I have been struggling for a long time, and need something to break. I have spent a solid year now trying to “build my brand” and promote my books, as well as “Room to Grow”, the musical I wrote with Laura. I have worked harder than I have ever worked in my life and although there have certainly been moments of accomplishment, there has been little to no financial reward. I have bills to pay and I don’t mind telling you, I am freaking out! Have you any idea what braces cost? Not to mention rent, gas, and insurance. So what do I do? I create art and decide I’ll sell that. Yeah, that makes sense.
For about 24 hours I was all charged up about this. Art to inspire and bring joy to those who look at and (hopefully) buy it. Art that people could commission or could purchase from the vast library of work I’ll have available. You know me, I’m the girl who wrote four novels in a year, so I created four pieces on Saturday alone. I have since put together several more, and I like them. They range in size from 11×14 to 24×30 and are a mixture of watercolors, acrylics, photos and pen, among other things.

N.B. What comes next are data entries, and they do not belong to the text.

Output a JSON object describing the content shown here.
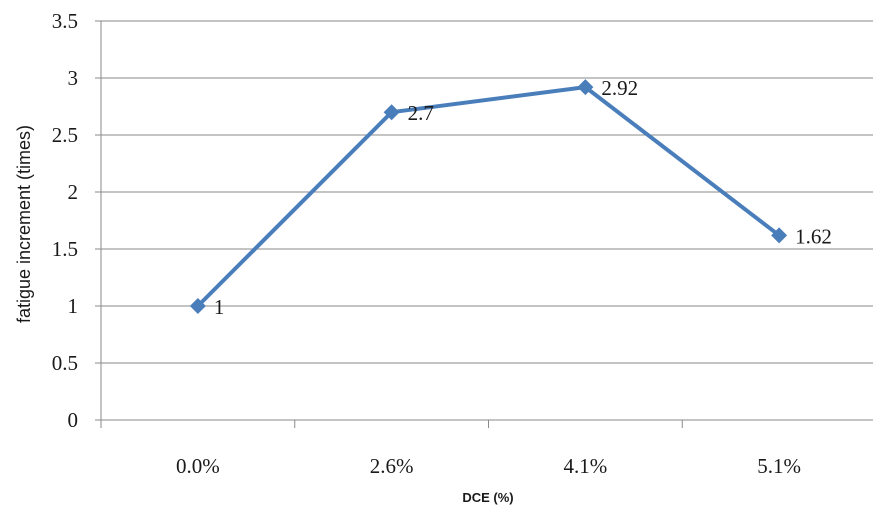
{
  "chart_data": {
    "type": "line",
    "title": "",
    "xlabel": "DCE (%)",
    "ylabel": "fatigue increment (times)",
    "categories": [
      "0.0%",
      "2.6%",
      "4.1%",
      "5.1%"
    ],
    "series": [
      {
        "values": [
          1,
          2.7,
          2.92,
          1.62
        ],
        "data_labels": [
          "1",
          "2.7",
          "2.92",
          "1.62"
        ],
        "color": "#4a7ebb",
        "marker": "diamond"
      }
    ],
    "ylim": [
      0,
      3.5
    ],
    "yticks": [
      0,
      0.5,
      1,
      1.5,
      2,
      2.5,
      3,
      3.5
    ],
    "ytick_labels": [
      "0",
      "0.5",
      "1",
      "1.5",
      "2",
      "2.5",
      "3",
      "3.5"
    ],
    "grid": "horizontal",
    "legend": "none"
  }
}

And then I crashed. I’ve spent all of this time trying to conquer this whole marketing thing with my writing, and now I’m going to do this? I want to market to interior designers. I have a couple of images that would be perfect in a nursery or playroom. How I would do that I haven’t a clue. Not surprisingly, I woke up this morning with a migraine and when I forced myself to get up and take a walk, I came across this:
What does that mean??? Is it a sign from the universe to move ahead full steam or is it just random graffiti? I really don’t know what I’m going to do, but if there is one thing I know, it’s that I have got to do something.